Interpretation of an Auto SARIMAX model output in R

The model we run is this

library(forecast)
library(ggplot2)

# Create sample data
set.seed(123)
n <- 120
time <- 1:n

# Main time series with trend + seasonality
y <- 50 + 0.3*time + 10*sin(2*pi*time/12) + rnorm(n, 0, 5)

# External variable (e.g., marketing spend)
x1 <- 20 + 0.1*time + rnorm(n, 0, 3)

# Convert to time series object
y_ts <- ts(y, frequency = 12)
x1_ts <- ts(x1, frequency = 12)

# Let R find optimal parameters
sarimax_model <- auto.arima(y_ts,
                            seasonal = TRUE,
                            stepwise = TRUE,
                            approximation = TRUE,
                            xreg = x1_ts)
summary(sarimax_model)

Now the output we get is

Interpretation

Here’s a comprehensive interpretation of our SARIMAX model output:

Model Structure

SARIMAX(2,0,1)(2,1,1)[12] with external regressor

• Non-seasonal part: AR(2) + MA(1)
• Seasonal part: Seasonal AR(2) + Seasonal MA(1) with seasonal differencing (D=1)
• Seasonality: 12 months (monthly data)
• External regressor: One predictor variable (xreg)

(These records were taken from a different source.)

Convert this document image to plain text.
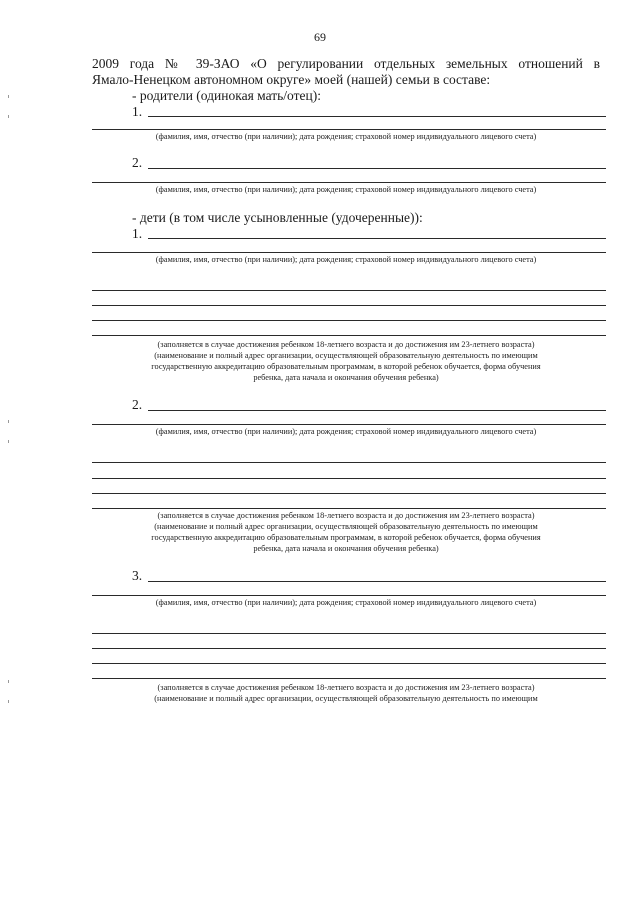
69
2009 года № 39-ЗАО «О регулировании отдельных земельных отношений в
Ямало-Ненецком автономном округе» моей (нашей) семьи в составе:
- родители (одинокая мать/отец):
1.
(фамилия, имя, отчество (при наличии); дата рождения; страховой номер индивидуального лицевого счета)
2.
(фамилия, имя, отчество (при наличии); дата рождения; страховой номер индивидуального лицевого счета)
- дети (в том числе усыновленные (удочеренные)):
1.
(фамилия, имя, отчество (при наличии); дата рождения; страховой номер индивидуального лицевого счета)
(заполняется в случае достижения ребенком 18-летнего возраста и до достижения им 23-летнего возраста)
(наименование и полный адрес организации, осуществляющей образовательную деятельность по имеющим
государственную аккредитацию образовательным программам, в которой ребенок обучается, форма обучения
ребенка, дата начала и окончания обучения ребенка)
2.
(фамилия, имя, отчество (при наличии); дата рождения; страховой номер индивидуального лицевого счета)
(заполняется в случае достижения ребенком 18-летнего возраста и до достижения им 23-летнего возраста)
(наименование и полный адрес организации, осуществляющей образовательную деятельность по имеющим
государственную аккредитацию образовательным программам, в которой ребенок обучается, форма обучения
ребенка, дата начала и окончания обучения ребенка)
3.
(фамилия, имя, отчество (при наличии); дата рождения; страховой номер индивидуального лицевого счета)
(заполняется в случае достижения ребенком 18-летнего возраста и до достижения им 23-летнего возраста)
(наименование и полный адрес организации, осуществляющей образовательную деятельность по имеющим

Coefficients Interpretation

Non-seasonal Components:

• AR(1) = -0.75: Strong negative autoregressive effect - high values tend to be followed by low values
• AR(2) = -0.09: Weak negative second-order autoregressive effect
• MA(1) = 0.79: Strong moving average effect - shocks persist for one period

Seasonal Components (12-month cycle):

• SAR(1) = -0.19: Moderate negative seasonal autoregressive effect
• SAR(2) = 0.04: Very weak positive seasonal effect
• SMA(1) = -0.85: Strong negative seasonal moving average - seasonal shocks reverse quickly

External Effects:

• Drift = 0.26: Positive trend component (0.26 units increase per period)
• xreg = 0.30: External variable has positive effect - 1 unit increase in xreg predicts 0.30 unit increase in y

Model Quality Assessment

Statistical Significance:

• Significant coefficients: AR(1), MA(1), SMA(1), Drift (coefficient > 2× standard error)
• Borderline: xreg (2.07× SE), SAR(1) (1.08× SE)
• Insignificant: AR(2), SAR(2) (coefficient < SE)

Model Fit Statistics:

• AIC = 666.56, BIC = 690.7: Good for model comparison (lower is better)
• Log-likelihood = -324.28: Baseline for model comparison
• σ² = 21.51: Error variance

Forecast Accuracy:

• RMSE = 4.23: Average forecast error magnitude
• MAE = 3.17: Average absolute error
• MAPE = 4.72%: Excellent accuracy (error <5% of actual values)
• MASE = 0.52: Model performs 48% better than naive forecast

Key Insights & Recommendations

Strengths:

1. Excellent predictive accuracy (MAPE <5%)
2. Strong seasonal patterns captured effectively
3. Good model fit with reasonable complexity
4. External variable adds value to predictions

Concerns:

1. Over-parameterization: AR(2) and SAR(2) appear unnecessary
2. Some coefficients borderline significant

Suggested Improvement:

# Try simplified model
better_model <- Arima(y_ts, order = c(1,0,1), seasonal = c(1,1,1), xreg = xreg)

Business Interpretation:

• The time series shows strong seasonal patterns with 12-month cycles
• There’s a positive underlying trend (0.26 units/period)
• The external variable has moderate predictive power
• Model provides highly accurate forecasts with ~4.7% average error

This is generally a good quality model that should provide reliable forecasts for business planning.